La maman et la putain è un film francese del 1973 scritto e diretto da Jean Eustache, vincitore del Grand Prix Speciale della Giuria al 26º Festival di Cannes.[1]

Alexandre trascorre le sue giornate a Parigi sorseggiando caffè nel ristorante Les Deux Magots di Saint-Germain-des-Près. Il giovane è reduce da una forte delusione amorosa e non ha lavoro. Anzi, spudoratamente si fa mantenere dalla più matura Marie, che ha una piccola boutique, con cui intrattiene una relazione di tipo aperto.

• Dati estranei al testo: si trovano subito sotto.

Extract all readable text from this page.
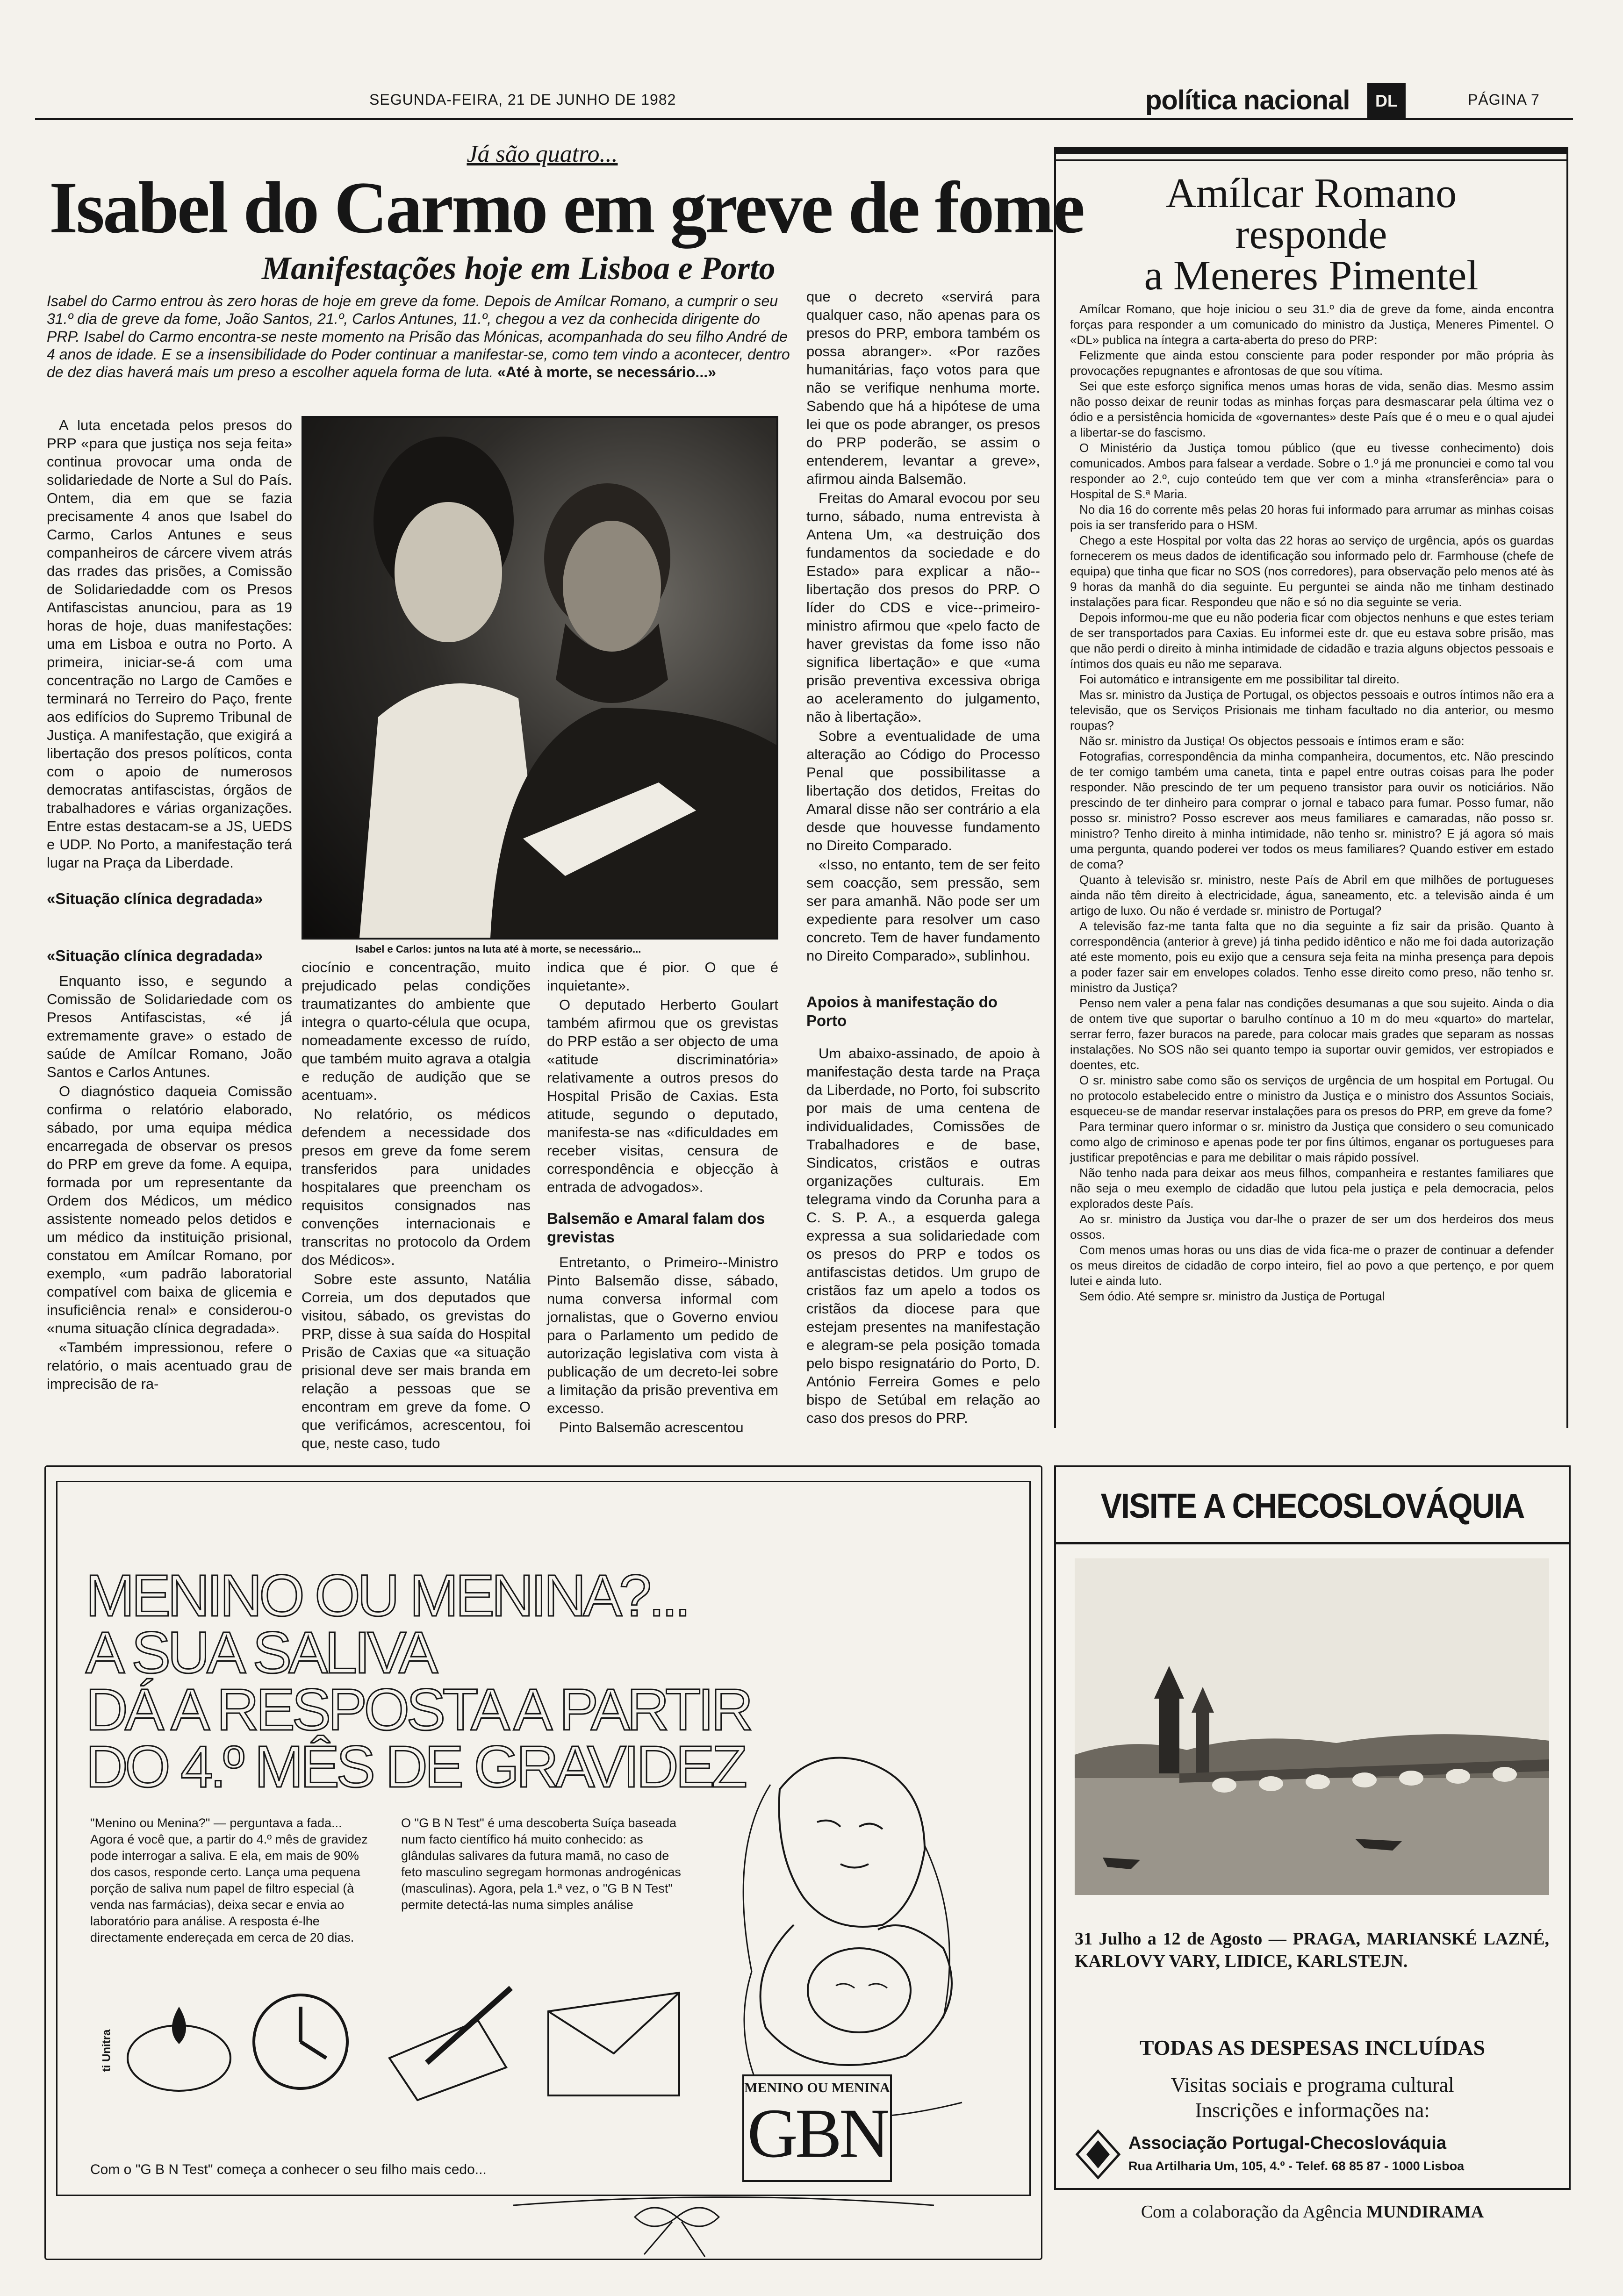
SEGUNDA-FEIRA, 21 DE JUNHO DE 1982	política nacional	DL	PÁGINA 7
Já são quatro...
Isabel do Carmo em greve de fome
Manifestações hoje em Lisboa e Porto
Isabel do Carmo entrou às zero horas de hoje em greve da fome. Depois de Amílcar Romano, a cumprir o seu 31.º dia de greve da fome, João Santos, 21.º, Carlos Antunes, 11.º, chegou a vez da conhecida dirigente do PRP. Isabel do Carmo encontra-se neste momento na Prisão das Mónicas, acompanhada do seu filho André de 4 anos de idade. E se a insensibilidade do Poder continuar a manifestar-se, como tem vindo a acontecer, dentro de dez dias haverá mais um preso a escolher aquela forma de luta. «Até à morte, se necessário...»

A luta encetada pelos presos do PRP «para que justiça nos seja feita» continua provocar uma onda de solidariedade de Norte a Sul do País. Ontem, dia em que se fazia precisamente 4 anos que Isabel do Carmo, Carlos Antunes e seus companheiros de cárcere vivem atrás das rrades das prisões, a Comissão de Solidariedadde com os Presos Antifascistas anunciou, para as 19 horas de hoje, duas manifestações: uma em Lisboa e outra no Porto. A primeira, iniciar-se-á com uma concentração no Largo de Camões e terminará no Terreiro do Paço, frente aos edifícios do Supremo Tribunal de Justiça. A manifestação, que exigirá a libertação dos presos políticos, conta com o apoio de numerosos democratas antifascistas, órgãos de trabalhadores e várias organizações. Entre estas destacam-se a JS, UEDS e UDP. No Porto, a manifestação terá lugar na Praça da Liberdade.

«Situação clínica degradada»
Isabel e Carlos: juntos na luta até à morte, se necessário...
«Situação clínica degradada»

Enquanto isso, e segundo a Comissão de Solidariedade com os Presos Antifascistas, «é já extremamente grave» o estado de saúde de Amílcar Romano, João Santos e Carlos Antunes.

O diagnóstico daqueia Comissão confirma o relatório elaborado, sábado, por uma equipa médica encarregada de observar os presos do PRP em greve da fome. A equipa, formada por um representante da Ordem dos Médicos, um médico assistente nomeado pelos detidos e um médico da instituição prisional, constatou em Amílcar Romano, por exemplo, «um padrão laboratorial compatível com baixa de glicemia e insuficiência renal» e considerou-o «numa situação clínica degradada».

«Também impressionou, refere o relatório, o mais acentuado grau de imprecisão de ra-

ciocínio e concentração, muito prejudicado pelas condições traumatizantes do ambiente que integra o quarto-célula que ocupa, nomeadamente excesso de ruído, que também muito agrava a otalgia e redução de audição que se acentuam».

No relatório, os médicos defendem a necessidade dos presos em greve da fome serem transferidos para unidades hospitalares que preencham os requisitos consignados nas convenções internacionais e transcritas no protocolo da Ordem dos Médicos».

Sobre este assunto, Natália Correia, um dos deputados que visitou, sábado, os grevistas do PRP, disse à sua saída do Hospital Prisão de Caxias que «a situação prisional deve ser mais branda em relação a pessoas que se encontram em greve da fome. O que verificámos, acrescentou, foi que, neste caso, tudo

indica que é pior. O que é inquietante».

O deputado Herberto Goulart também afirmou que os grevistas do PRP estão a ser objecto de uma «atitude discriminatória» relativamente a outros presos do Hospital Prisão de Caxias. Esta atitude, segundo o deputado, manifesta-se nas «dificuldades em receber visitas, censura de correspondência e objecção à entrada de advogados».

Balsemão e Amaral falam dos grevistas

Entretanto, o Primeiro--Ministro Pinto Balsemão disse, sábado, numa conversa informal com jornalistas, que o Governo enviou para o Parlamento um pedido de autorização legislativa com vista à publicação de um decreto-lei sobre a limitação da prisão preventiva em excesso.

Pinto Balsemão acrescentou

que o decreto «servirá para qualquer caso, não apenas para os presos do PRP, embora também os possa abranger». «Por razões humanitárias, faço votos para que não se verifique nenhuma morte. Sabendo que há a hipótese de uma lei que os pode abranger, os presos do PRP poderão, se assim o entenderem, levantar a greve», afirmou ainda Balsemão.

Freitas do Amaral evocou por seu turno, sábado, numa entrevista à Antena Um, «a destruição dos fundamentos da sociedade e do Estado» para explicar a não--libertação dos presos do PRP. O líder do CDS e vice--primeiro-ministro afirmou que «pelo facto de haver grevistas da fome isso não significa libertação» e que «uma prisão preventiva excessiva obriga ao aceleramento do julgamento, não à libertação».

Sobre a eventualidade de uma alteração ao Código do Processo Penal que possibilitasse a libertação dos detidos, Freitas do Amaral disse não ser contrário a ela desde que houvesse fundamento no Direito Comparado.

«Isso, no entanto, tem de ser feito sem coacção, sem pressão, sem ser para amanhã. Não pode ser um expediente para resolver um caso concreto. Tem de haver fundamento no Direito Comparado», sublinhou.

Apoios à manifestação do Porto

Um abaixo-assinado, de apoio à manifestação desta tarde na Praça da Liberdade, no Porto, foi subscrito por mais de uma centena de individualidades, Comissões de Trabalhadores e de base, Sindicatos, cristãos e outras organizações culturais. Em telegrama vindo da Corunha para a C. S. P. A., a esquerda galega expressa a sua solidariedade com os presos do PRP e todos os antifascistas detidos. Um grupo de cristãos faz um apelo a todos os cristãos da diocese para que estejam presentes na manifestação e alegram-se pela posição tomada pelo bispo resignatário do Porto, D. António Ferreira Gomes e pelo bispo de Setúbal em relação ao caso dos presos do PRP.

Amílcar Romano
responde
a Meneres Pimentel

Amílcar Romano, que hoje iniciou o seu 31.º dia de greve da fome, ainda encontra forças para responder a um comunicado do ministro da Justiça, Meneres Pimentel. O «DL» publica na íntegra a carta-aberta do preso do PRP:

Felizmente que ainda estou consciente para poder responder por mão própria às provocações repugnantes e afrontosas de que sou vítima.

Sei que este esforço significa menos umas horas de vida, senão dias. Mesmo assim não posso deixar de reunir todas as minhas forças para desmascarar pela última vez o ódio e a persistência homicida de «governantes» deste País que é o meu e o qual ajudei a libertar-se do fascismo.

O Ministério da Justiça tomou público (que eu tivesse conhecimento) dois comunicados. Ambos para falsear a verdade. Sobre o 1.º já me pronunciei e como tal vou responder ao 2.º, cujo conteúdo tem que ver com a minha «transferência» para o Hospital de S.ª Maria.

No dia 16 do corrente mês pelas 20 horas fui informado para arrumar as minhas coisas pois ia ser transferido para o HSM.

Chego a este Hospital por volta das 22 horas ao serviço de urgência, após os guardas fornecerem os meus dados de identificação sou informado pelo dr. Farmhouse (chefe de equipa) que tinha que ficar no SOS (nos corredores), para observação pelo menos até às 9 horas da manhã do dia seguinte. Eu perguntei se ainda não me tinham destinado instalações para ficar. Respondeu que não e só no dia seguinte se veria.

Depois informou-me que eu não poderia ficar com objectos nenhuns e que estes teriam de ser transportados para Caxias. Eu informei este dr. que eu estava sobre prisão, mas que não perdi o direito à minha intimidade de cidadão e trazia alguns objectos pessoais e íntimos dos quais eu não me separava.

Foi automático e intransigente em me possibilitar tal direito.

Mas sr. ministro da Justiça de Portugal, os objectos pessoais e outros íntimos não era a televisão, que os Serviços Prisionais me tinham facultado no dia anterior, ou mesmo roupas?

Não sr. ministro da Justiça! Os objectos pessoais e íntimos eram e são:

Fotografias, correspondência da minha companheira, documentos, etc. Não prescindo de ter comigo também uma caneta, tinta e papel entre outras coisas para lhe poder responder. Não prescindo de ter um pequeno transistor para ouvir os noticiários. Não prescindo de ter dinheiro para comprar o jornal e tabaco para fumar. Posso fumar, não posso sr. ministro? Posso escrever aos meus familiares e camaradas, não posso sr. ministro? Tenho direito à minha intimidade, não tenho sr. ministro? E já agora só mais uma pergunta, quando poderei ver todos os meus familiares? Quando estiver em estado de coma?

Quanto à televisão sr. ministro, neste País de Abril em que milhões de portugueses ainda não têm direito à electricidade, água, saneamento, etc. a televisão ainda é um artigo de luxo. Ou não é verdade sr. ministro de Portugal?

A televisão faz-me tanta falta que no dia seguinte a fiz sair da prisão. Quanto à correspondência (anterior à greve) já tinha pedido idêntico e não me foi dada autorização até este momento, pois eu exijo que a censura seja feita na minha presença para depois a poder fazer sair em envelopes colados. Tenho esse direito como preso, não tenho sr. ministro da Justiça?

Penso nem valer a pena falar nas condições desumanas a que sou sujeito. Ainda o dia de ontem tive que suportar o barulho contínuo a 10 m do meu «quarto» do martelar, serrar ferro, fazer buracos na parede, para colocar mais grades que separam as nossas instalações. No SOS não sei quanto tempo ia suportar ouvir gemidos, ver estropiados e doentes, etc.

O sr. ministro sabe como são os serviços de urgência de um hospital em Portugal. Ou no protocolo estabelecido entre o ministro da Justiça e o ministro dos Assuntos Sociais, esqueceu-se de mandar reservar instalações para os presos do PRP, em greve da fome?

Para terminar quero informar o sr. ministro da Justiça que considero o seu comunicado como algo de criminoso e apenas pode ter por fins últimos, enganar os portugueses para justificar prepotências e para me debilitar o mais rápido possível.

Não tenho nada para deixar aos meus filhos, companheira e restantes familiares que não seja o meu exemplo de cidadão que lutou pela justiça e pela democracia, pelos explorados deste País.

Ao sr. ministro da Justiça vou dar-lhe o prazer de ser um dos herdeiros dos meus ossos.

Com menos umas horas ou uns dias de vida fica-me o prazer de continuar a defender os meus direitos de cidadão de corpo inteiro, fiel ao povo a que pertenço, e por quem lutei e ainda luto.

Sem ódio. Até sempre sr. ministro da Justiça de Portugal

MENINO OU MENINA?...
A SUA SALIVA
DÁ A RESPOSTA A PARTIR
DO 4.º MÊS DE GRAVIDEZ
"Menino ou Menina?" — perguntava a fada... Agora é você que, a partir do 4.º mês de gravidez pode interrogar a saliva. E ela, em mais de 90% dos casos, responde certo. Lança uma pequena porção de saliva num papel de filtro especial (à venda nas farmácias), deixa secar e envia ao laboratório para análise. A resposta é-lhe directamente endereçada em cerca de 20 dias.
O "G B N Test" é uma descoberta Suíça baseada num facto científico há muito conhecido: as glândulas salivares da futura mamã, no caso de feto masculino segregam hormonas androgénicas (masculinas). Agora, pela 1.ª vez, o "G B N Test" permite detectá-las numa simples análise
ti Unitra
Com o "G B N Test" começa a conhecer o seu filho mais cedo...
MENINO OU MENINA
GBN
VISITE A CHECOSLOVÁQUIA
31 Julho a 12 de Agosto — PRAGA, MARIANSKÉ LAZNÉ, KARLOVY VARY, LIDICE, KARLSTEJN.
TODAS AS DESPESAS INCLUÍDAS
Visitas sociais e programa cultural
Inscrições e informações na:
Associação Portugal-Checoslováquia
Rua Artilharia Um, 105, 4.º - Telef. 68 85 87 - 1000 Lisboa
Com a colaboração da Agência MUNDIRAMA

Un giorno Alexandre incontra un'infermiera, Véronika, giovane e squattrinata come lui. E, nonostante la ragazza sia inizialmente interdetta dal comportamento per nulla passionale di Alexandre, i due finiscono per innamorarsi e fare l'amore. Al ritorno di Marie, si innesca tra i tre un pericoloso e complesso rapporto, che oscilla tra la tenerezza, la gelosia e la disperazione. Alcuni episodi drammatici, infatti, rischiano di compromettere il delicato equilibrio del trio: in una occasione particolare, i tre si ritrovano nello stesso letto, una notte Marie tenta il suicidio davanti agli altri due, quindi le due donne si coalizzano per intentare una sorta di processo ad Alexandre. Infine Véronika resta incinta.

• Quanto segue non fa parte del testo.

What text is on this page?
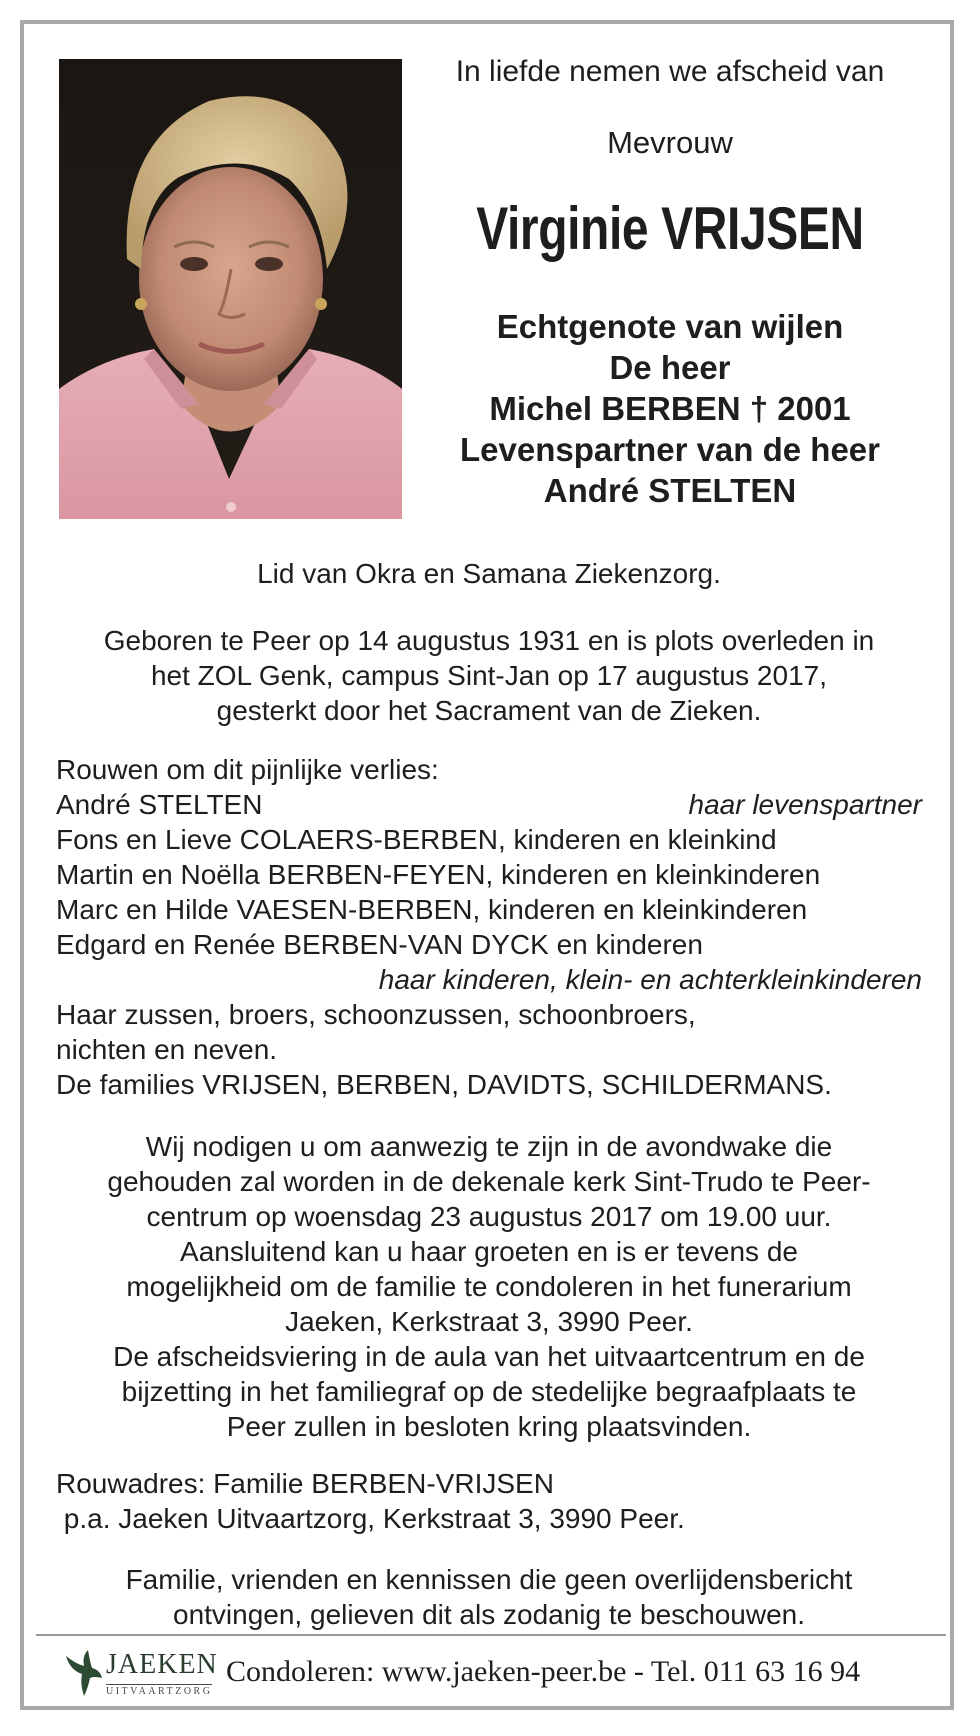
In liefde nemen we afscheid van
Mevrouw
Virginie VRIJSEN
Echtgenote van wijlen
De heer
Michel BERBEN † 2001
Levenspartner van de heer
André STELTEN
Lid van Okra en Samana Ziekenzorg.
Geboren te Peer op 14 augustus 1931 en is plots overleden in
het ZOL Genk, campus Sint-Jan op 17 augustus 2017,
gesterkt door het Sacrament van de Zieken.
Rouwen om dit pijnlijke verlies:
André STELTEN	haar levenspartner
Fons en Lieve COLAERS-BERBEN, kinderen en kleinkind
Martin en Noëlla BERBEN-FEYEN, kinderen en kleinkinderen
Marc en Hilde VAESEN-BERBEN, kinderen en kleinkinderen
Edgard en Renée BERBEN-VAN DYCK en kinderen
haar kinderen, klein- en achterkleinkinderen
Haar zussen, broers, schoonzussen, schoonbroers,
nichten en neven.
De families VRIJSEN, BERBEN, DAVIDTS, SCHILDERMANS.
Wij nodigen u om aanwezig te zijn in de avondwake die
gehouden zal worden in de dekenale kerk Sint-Trudo te Peer-
centrum op woensdag 23 augustus 2017 om 19.00 uur.
Aansluitend kan u haar groeten en is er tevens de
mogelijkheid om de familie te condoleren in het funerarium
Jaeken, Kerkstraat 3, 3990 Peer.
De afscheidsviering in de aula van het uitvaartcentrum en de
bijzetting in het familiegraf op de stedelijke begraafplaats te
Peer zullen in besloten kring plaatsvinden.
Rouwadres: Familie BERBEN-VRIJSEN
p.a. Jaeken Uitvaartzorg, Kerkstraat 3, 3990 Peer.
Familie, vrienden en kennissen die geen overlijdensbericht
ontvingen, gelieven dit als zodanig te beschouwen.
JAEKEN
UITVAARTZORG
Condoleren: www.jaeken-peer.be - Tel. 011 63 16 94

Il film più noto del regista (morto suicida pochi anni dopo) viene letto come una "parabola degli anni successivi al '68, dove la politica non è più un ideale e il sesso, da forza rivoluzionaria, è rientrato nei ranghi dei giochi di potere della coppia borghese" (Paolo Mereghetti). Il film inizia come una frizzante commedia, densa di dialoghi parossistici e brillanti, e si chiude carico di cupezza e drammaticità. I personaggi denudano la loro anima con una franchezza non frequente nel cinema dell'epoca, basti citare le frasi dei due protagonisti Alexandre ("Ho mentito spesso a te, ma mai a me stesso" dice all'ex fidanzata) e Marie ("Ho sempre fatto l'amore subito, con chiunque volessi").

Al tempo il film venne criticato per le opinioni "reazionarie" espresse dai protagonisti (ad esempio nei confronti dell'aborto) e per i loro comportamenti chiari e disinibiti (compreso un ménage à trois, anche se appena abbozzato). Rimane tuttavia un ottimo documento di un'epoca, con una sceneggiatura molto lunga (quasi 3 ore e mezzo di pellicola) e niente affatto superficiale.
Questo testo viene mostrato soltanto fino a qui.